Legitimate organizations often share stories to demonstrate impact, secure funding, and inspire action-but they center the voices of those they serve. They ask for consent, share decision-making power, and focus on systemic solutions rather than individual salvation narratives. The difference lies in who controls the story and who benefits from its telling. When documentation serves transparency and accountability rather than ego and engagement, when it builds bridges rather than barriers, when it educates rather than entertains-then visibility becomes a tool for justice, not theatre.

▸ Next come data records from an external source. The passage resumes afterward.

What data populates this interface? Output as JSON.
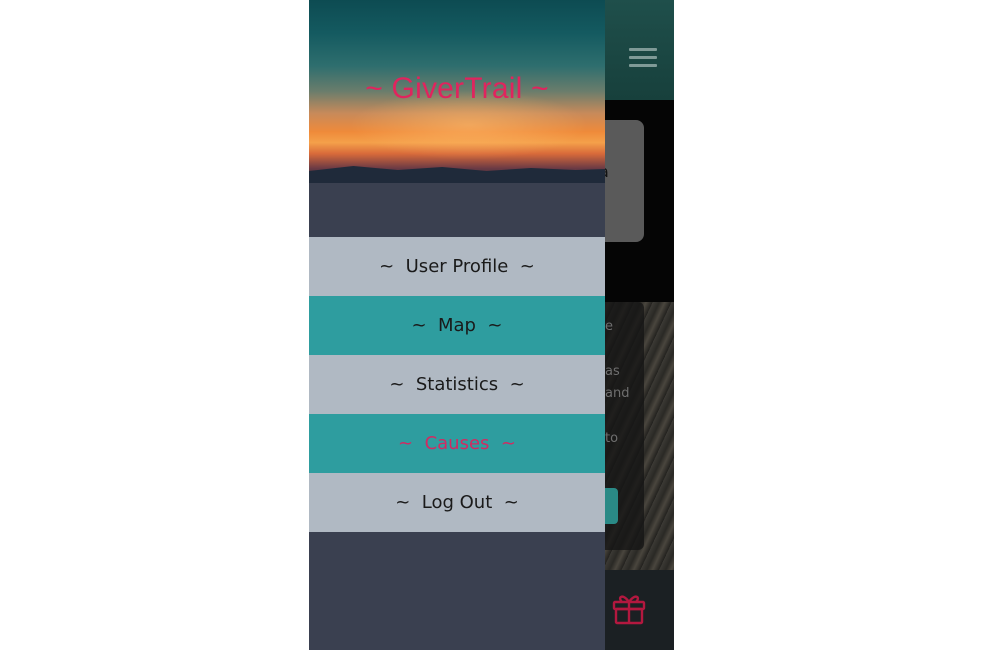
{
  "app": {
    "title": "~ GiverTrail ~",
    "accent_color": "#e0245e",
    "drawer_color": "#3a4050",
    "teal_color": "#2e9d9f",
    "light_item_color": "#b0b9c3"
  },
  "header": {
    "menu_icon": "hamburger-icon"
  },
  "menu": {
    "items": [
      {
        "label": "~  User Profile  ~",
        "style": "light",
        "active": false
      },
      {
        "label": "~  Map  ~",
        "style": "teal",
        "active": false
      },
      {
        "label": "~  Statistics  ~",
        "style": "light",
        "active": false
      },
      {
        "label": "~  Causes  ~",
        "style": "teal",
        "active": true
      },
      {
        "label": "~  Log Out  ~",
        "style": "light",
        "active": false
      }
    ]
  },
  "background": {
    "card_text": "a",
    "snippets": [
      "e",
      "as",
      "and",
      "to"
    ]
  },
  "bottom_bar": {
    "icon": "gift-icon"
  }
}
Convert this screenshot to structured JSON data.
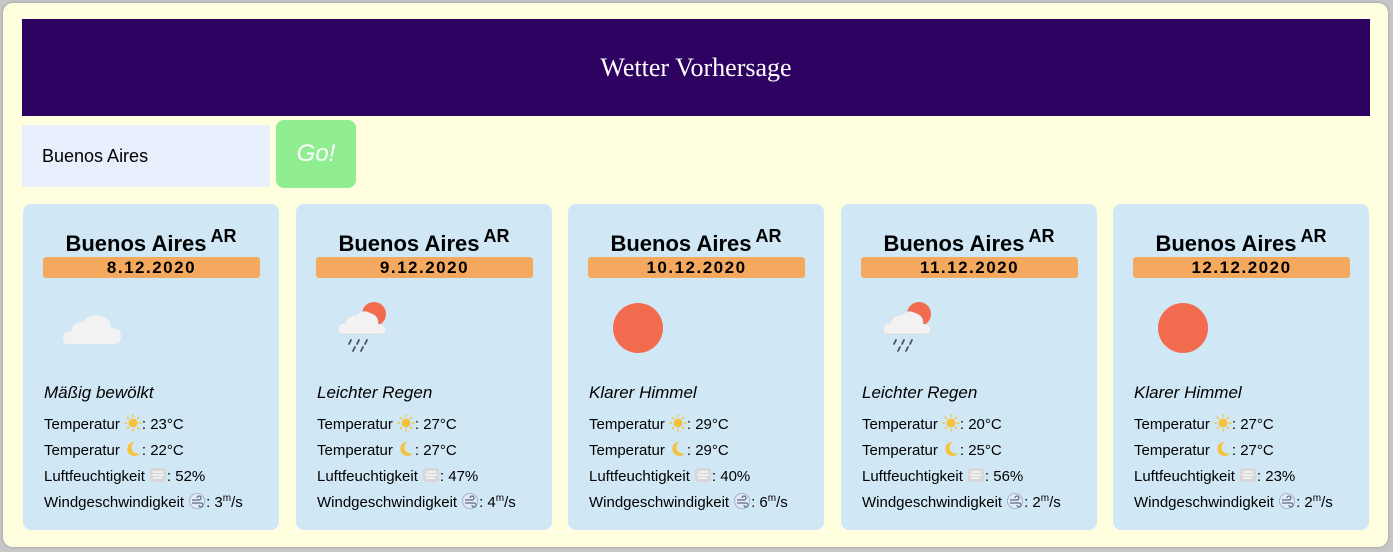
{
  "header": {
    "title": "Wetter Vorhersage"
  },
  "search": {
    "value": "Buenos Aires",
    "button_label": "Go!"
  },
  "labels": {
    "temp": "Temperatur",
    "humidity": "Luftfeuchtigkeit",
    "wind": "Windgeschwindigkeit",
    "wind_unit_sup": "m",
    "wind_unit_rest": "/s"
  },
  "cards": [
    {
      "city": "Buenos Aires",
      "country": "AR",
      "date": "8.12.2020",
      "icon": "cloud-icon",
      "description": "Mäßig bewölkt",
      "temp_day": ": 23°C",
      "temp_night": ": 22°C",
      "humidity": ": 52%",
      "wind": ": 3"
    },
    {
      "city": "Buenos Aires",
      "country": "AR",
      "date": "9.12.2020",
      "icon": "light-rain-icon",
      "description": "Leichter Regen",
      "temp_day": ": 27°C",
      "temp_night": ": 27°C",
      "humidity": ": 47%",
      "wind": ": 4"
    },
    {
      "city": "Buenos Aires",
      "country": "AR",
      "date": "10.12.2020",
      "icon": "clear-sky-icon",
      "description": "Klarer Himmel",
      "temp_day": ": 29°C",
      "temp_night": ": 29°C",
      "humidity": ": 40%",
      "wind": ": 6"
    },
    {
      "city": "Buenos Aires",
      "country": "AR",
      "date": "11.12.2020",
      "icon": "light-rain-icon",
      "description": "Leichter Regen",
      "temp_day": ": 20°C",
      "temp_night": ": 25°C",
      "humidity": ": 56%",
      "wind": ": 2"
    },
    {
      "city": "Buenos Aires",
      "country": "AR",
      "date": "12.12.2020",
      "icon": "clear-sky-icon",
      "description": "Klarer Himmel",
      "temp_day": ": 27°C",
      "temp_night": ": 27°C",
      "humidity": ": 23%",
      "wind": ": 2"
    }
  ],
  "colors": {
    "header_bg": "#2d0261",
    "page_bg": "#ffffe0",
    "card_bg": "#d0e7f5",
    "date_bg": "#f4a95e",
    "go_button_bg": "#90ee90",
    "sun": "#f26b4f"
  }
}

And we, the people watch. We validate. We lend it meaning with our reposts and applause. We find comfort in their display of need because it shields us from our own powerlessness. But powerlessness is a lie. What if we redirected our clicks? Supported NGOs that reject poverty porn? Demanded transparency in public spending? What if we became spectators no longer?

It is no longer enough to do good. It must be done with a lens, with a caption, with a crowd. Real compassion, the kind that moves silently, steadily, without witness, is now suspect. We have grown suspicious of kindness without clout. Yet history’s most transformative acts of solidarity often had no audience: the neighbor sharing a meal, the teacher paying a pupil’s fees, the stranger covering a hospital bill. Their anonymity did not negate their impact; it purified it.

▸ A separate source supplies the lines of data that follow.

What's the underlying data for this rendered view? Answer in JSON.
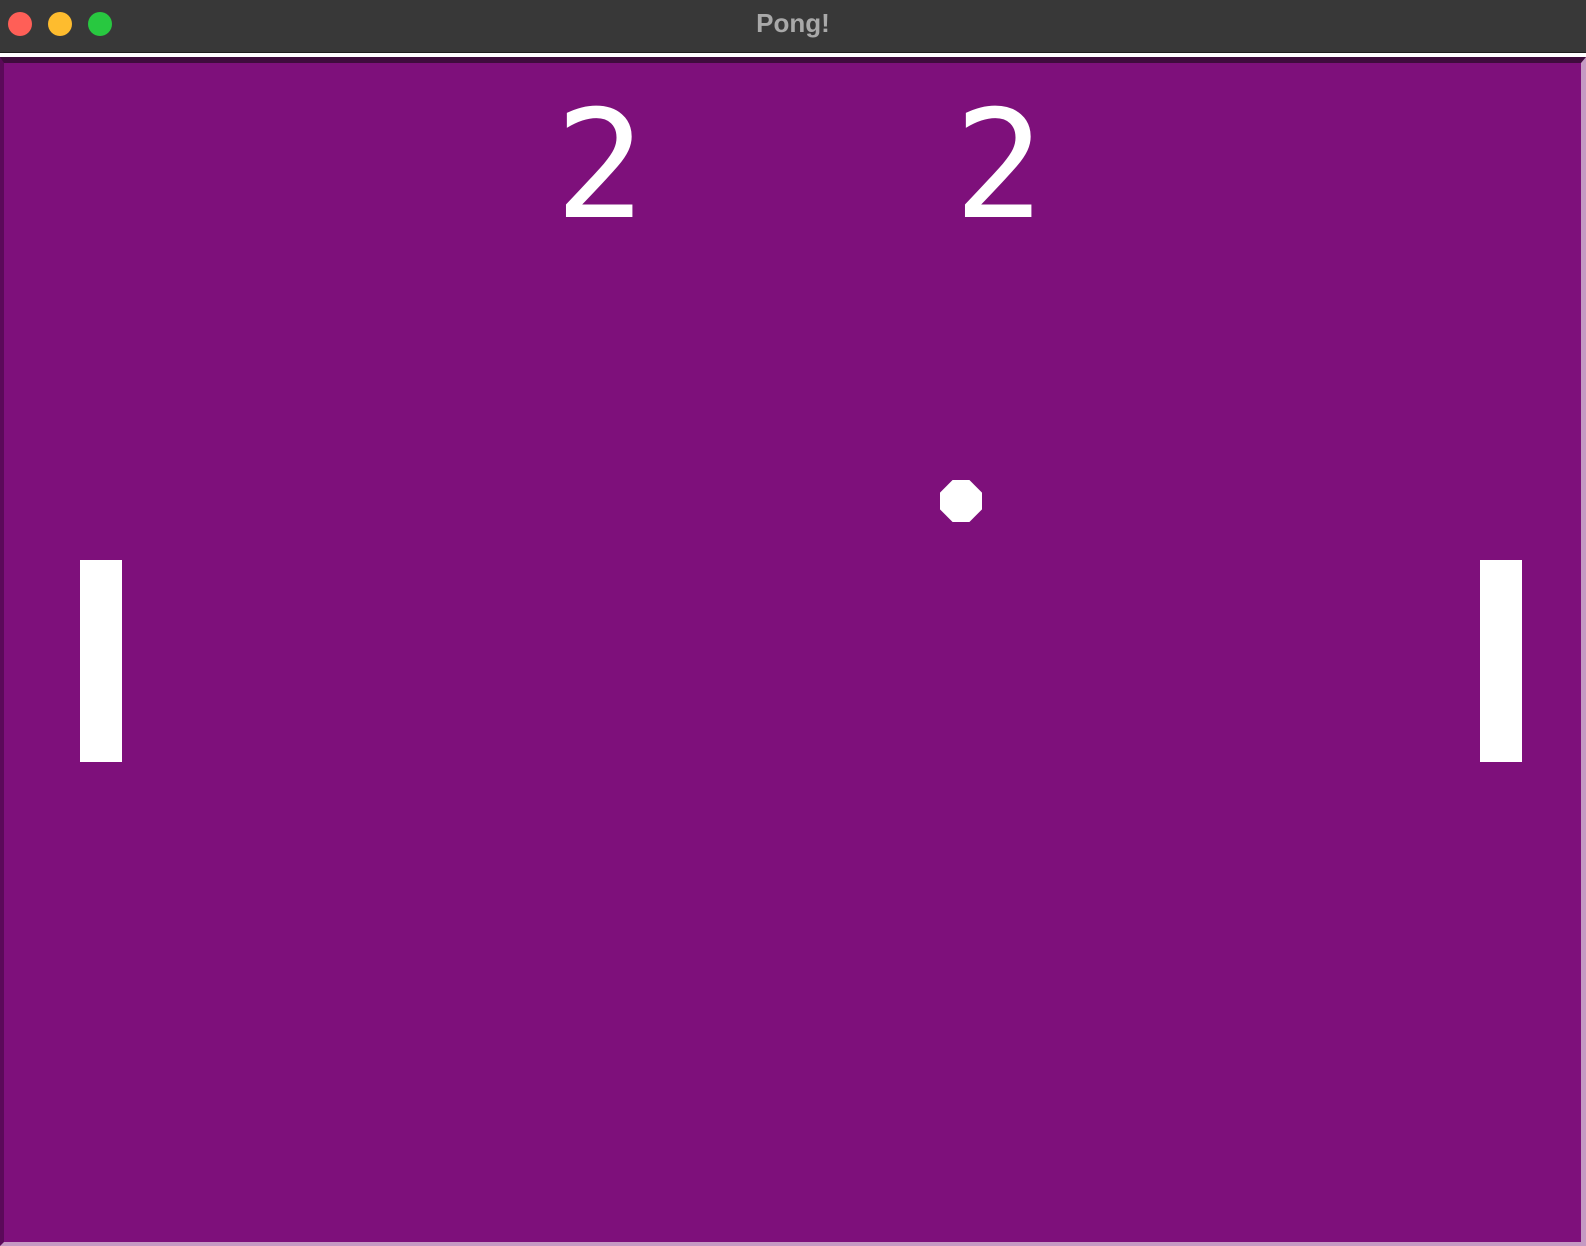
{
  "window": {
    "title": "Pong!",
    "controls": {
      "close_color": "#ff5f57",
      "minimize_color": "#febc2e",
      "zoom_color": "#28c840"
    }
  },
  "game": {
    "background_color": "#7e107b",
    "foreground_color": "#ffffff",
    "score": {
      "left": "2",
      "right": "2"
    },
    "objects": {
      "left_paddle": "paddle",
      "right_paddle": "paddle",
      "ball": "ball"
    }
  }
}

And so, the poor remain actors in a film they never auditioned for. Their hardship edited for emotional effect, their gratitude packaged for consumption. And the rest of us, floating somewhere between sympathy and spectacle, have become far too comfortable with it all. But discomfort is the first step toward change. Let us question the stories we’re sold. Let us reject the idea that suffering must be entertaining to matter.

Perhaps one day, we will rediscover the kind of care that does not require applause. The kind of help that restores, not performs. The kind that leaves no footage behind, no slogans, no stage-just quiet traces of healing, a whisper of grace, a return of dignity. This future is not naively utopian. It begins with small acts: donating without filming, following grassroots organizers instead of influencers, pressuring leaders to fix systems rather than photo ops. It grows when we learn to distinguish between documentation that serves accountability and spectacle that serves ego.

But until then, the theatre continues. Its curtains rise every day, its actors tired, its audience eager. Yet more are walking out. More are asking, “Who profits from this show?” More are writing scripts where the poor are protagonists, not props. More are choosing to amplify voices rather than manufacture tears.

And in those moments of light, we must pause and ask ourselves: Are we here to uplift, or simply to watch? Better still: What will we do after the screen fades to black?